Singapore Airlines cuts Dhaka flights in turmoi
Singapore Airlines (SIA) has cut two of its flights from Dhaka as it is receiving less than expected passengers due to the global economic downturn that forced the leading carrier to suspend more than 200 flights worldwide.
The carrier said it would operate five weekly flights from Dhaka from February 16, instead of the present daily flights. Its Monday and Friday flights will remain suspended until March 27.
Meanwhile, Association of Travel Agents of Bangladesh (ATAB) President MA Muhaimin Saleh expressed concerns over the decline in the air travel ticketing rate, saying that the overall ticketing by travellers has slumped by about 16 percent to about 27.5 lakh in 2008 from about 33 lakh a year ago.
The ATAB president said the overall slowdown, worsened by a drop in new recruitment in the Middle Eastern countries, is likely to affect the local aviation market.

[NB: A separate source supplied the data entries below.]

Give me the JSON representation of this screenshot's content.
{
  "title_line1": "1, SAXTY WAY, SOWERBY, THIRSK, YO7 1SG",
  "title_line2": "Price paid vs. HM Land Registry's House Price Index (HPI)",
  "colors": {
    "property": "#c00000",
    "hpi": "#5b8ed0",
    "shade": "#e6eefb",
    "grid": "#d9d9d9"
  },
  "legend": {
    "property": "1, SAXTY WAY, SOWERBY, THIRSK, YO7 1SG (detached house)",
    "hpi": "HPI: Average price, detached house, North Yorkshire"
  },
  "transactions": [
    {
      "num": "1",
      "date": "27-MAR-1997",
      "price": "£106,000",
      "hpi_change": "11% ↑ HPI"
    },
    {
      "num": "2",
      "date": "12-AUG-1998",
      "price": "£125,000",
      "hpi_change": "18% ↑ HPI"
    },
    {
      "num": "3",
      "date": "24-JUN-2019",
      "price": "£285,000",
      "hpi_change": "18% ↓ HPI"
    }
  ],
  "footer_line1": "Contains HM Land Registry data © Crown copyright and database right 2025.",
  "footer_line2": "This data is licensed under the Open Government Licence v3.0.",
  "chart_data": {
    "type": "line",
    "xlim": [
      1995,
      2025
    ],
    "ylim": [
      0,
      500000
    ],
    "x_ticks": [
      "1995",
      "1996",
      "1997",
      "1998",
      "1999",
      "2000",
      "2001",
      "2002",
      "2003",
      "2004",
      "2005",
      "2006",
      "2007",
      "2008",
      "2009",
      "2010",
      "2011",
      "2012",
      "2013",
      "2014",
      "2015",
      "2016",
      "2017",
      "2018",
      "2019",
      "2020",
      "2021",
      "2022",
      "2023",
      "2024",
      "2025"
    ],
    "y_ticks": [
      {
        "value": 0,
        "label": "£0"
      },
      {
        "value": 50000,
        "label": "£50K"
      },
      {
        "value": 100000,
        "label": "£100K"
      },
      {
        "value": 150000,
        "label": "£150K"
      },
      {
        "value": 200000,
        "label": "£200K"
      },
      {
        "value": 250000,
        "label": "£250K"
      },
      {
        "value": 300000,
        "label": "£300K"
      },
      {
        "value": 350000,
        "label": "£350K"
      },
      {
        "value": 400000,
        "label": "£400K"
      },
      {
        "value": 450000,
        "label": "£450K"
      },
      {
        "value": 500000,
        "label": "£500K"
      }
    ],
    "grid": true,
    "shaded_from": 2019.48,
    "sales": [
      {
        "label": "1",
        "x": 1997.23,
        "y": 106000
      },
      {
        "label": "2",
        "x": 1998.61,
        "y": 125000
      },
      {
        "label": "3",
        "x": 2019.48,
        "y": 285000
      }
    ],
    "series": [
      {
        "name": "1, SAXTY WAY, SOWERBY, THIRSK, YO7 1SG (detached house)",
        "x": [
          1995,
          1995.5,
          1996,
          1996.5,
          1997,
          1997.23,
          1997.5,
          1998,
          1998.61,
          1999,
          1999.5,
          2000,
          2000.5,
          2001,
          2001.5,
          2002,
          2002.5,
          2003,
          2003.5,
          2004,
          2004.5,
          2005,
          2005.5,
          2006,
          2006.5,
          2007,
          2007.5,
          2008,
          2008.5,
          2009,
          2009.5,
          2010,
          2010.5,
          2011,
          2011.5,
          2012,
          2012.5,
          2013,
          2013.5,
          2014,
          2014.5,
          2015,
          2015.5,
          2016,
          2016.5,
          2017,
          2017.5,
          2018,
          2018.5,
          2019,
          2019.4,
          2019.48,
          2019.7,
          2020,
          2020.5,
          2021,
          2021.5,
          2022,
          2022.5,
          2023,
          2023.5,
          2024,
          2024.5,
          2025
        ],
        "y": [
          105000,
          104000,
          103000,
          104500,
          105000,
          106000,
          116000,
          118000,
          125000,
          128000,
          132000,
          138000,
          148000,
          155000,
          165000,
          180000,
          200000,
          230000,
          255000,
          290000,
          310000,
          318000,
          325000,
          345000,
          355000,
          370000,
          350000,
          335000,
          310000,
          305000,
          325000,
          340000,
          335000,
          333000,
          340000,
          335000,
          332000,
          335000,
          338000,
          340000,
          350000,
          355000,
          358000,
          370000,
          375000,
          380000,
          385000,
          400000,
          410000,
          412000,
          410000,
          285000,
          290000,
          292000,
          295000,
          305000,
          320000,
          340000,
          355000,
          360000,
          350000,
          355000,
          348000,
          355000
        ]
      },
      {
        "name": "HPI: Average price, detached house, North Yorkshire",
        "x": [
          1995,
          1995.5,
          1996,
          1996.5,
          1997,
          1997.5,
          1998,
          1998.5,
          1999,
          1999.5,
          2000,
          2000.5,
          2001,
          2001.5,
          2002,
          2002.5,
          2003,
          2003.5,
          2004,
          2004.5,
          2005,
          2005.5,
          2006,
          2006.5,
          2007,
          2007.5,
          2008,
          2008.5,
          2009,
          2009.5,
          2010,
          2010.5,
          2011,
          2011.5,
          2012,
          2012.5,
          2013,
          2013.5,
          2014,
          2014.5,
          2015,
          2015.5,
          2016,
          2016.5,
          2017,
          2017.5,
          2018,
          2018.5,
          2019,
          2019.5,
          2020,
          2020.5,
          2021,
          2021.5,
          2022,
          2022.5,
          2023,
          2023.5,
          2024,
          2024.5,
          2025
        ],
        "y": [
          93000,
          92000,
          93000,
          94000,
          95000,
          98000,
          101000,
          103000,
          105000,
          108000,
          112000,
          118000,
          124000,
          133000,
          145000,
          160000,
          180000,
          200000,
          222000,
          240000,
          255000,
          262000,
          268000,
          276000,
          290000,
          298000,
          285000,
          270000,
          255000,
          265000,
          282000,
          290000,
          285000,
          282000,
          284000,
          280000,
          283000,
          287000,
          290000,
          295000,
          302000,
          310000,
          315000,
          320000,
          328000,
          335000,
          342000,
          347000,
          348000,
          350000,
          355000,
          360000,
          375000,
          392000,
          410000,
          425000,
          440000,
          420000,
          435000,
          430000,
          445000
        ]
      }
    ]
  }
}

Saleh also attributed the fall in travel for business and leisure to the global economic meltdown and a rise in travel costs after the carriers raised fares to cope with previous oil price rises.
“It’s an impact of the global recession,” he said.
Despite drops in airfare in response to the slump in jet fuel prices, fares remain relatively high. The reduction in fare has not come in line with the drop in jet fuel prices,” Saleh added.
The Southeast Asian carrier, Singapore Airlines, cut flights from Dhaka months after Thai Airways, the airline from neighbouring Thailand, had suspended operations from Chittagong and reduced the number of flights from Dhaka due to slowing demand.
Thai Airways, which had earlier revealed a plan to resume flights by February, sought $974 million in loans from financial institutions in working capital and debt refinancing, after being hit by recent shutdowns of Bangkok airports.
“We are receiving a less than expected volume of passengers from here. The whole global environment is bleak and not only us, but many airlines are also cutting their flights,” a senior official of Singapore Airlines in Dhaka told The Daily Star yesterday.
The airline, described for years by analysts as the best-run and most profitable airline in the world, announced the cancellation of more than 200 flights to China, India and Australia in response to falling passenger numbers.
The cut in flights by Thai Airways and Singapore Airlines came at a time when the International Air Transport Association (IATA) feared that the Asia-Pacific carriers will be badly hit with more than doubling of losses, to $1.1 billion in 2009 from $500 million this year. These Asia-Pacific carriers account for nearly a third of global passenger traffic and 45 percent of the global cargo market.
In Dhaka, Singapore Airlines is operating as one of the top carriers, banking mainly on business travellers and holidaymakers.
Presently, it is competing with state-run Biman, Best Air and Indian budget carrier Air India Express. The latter is operating from Dhaka to Singapore via Kolkata.
Industry insiders said around 4,000 passengers had earlier travelled to Singapore a month with the carrier attracting businesspeople, medical treatment seekers and tourists.
Officials of the SIA said the cut in flights is a temporary measure.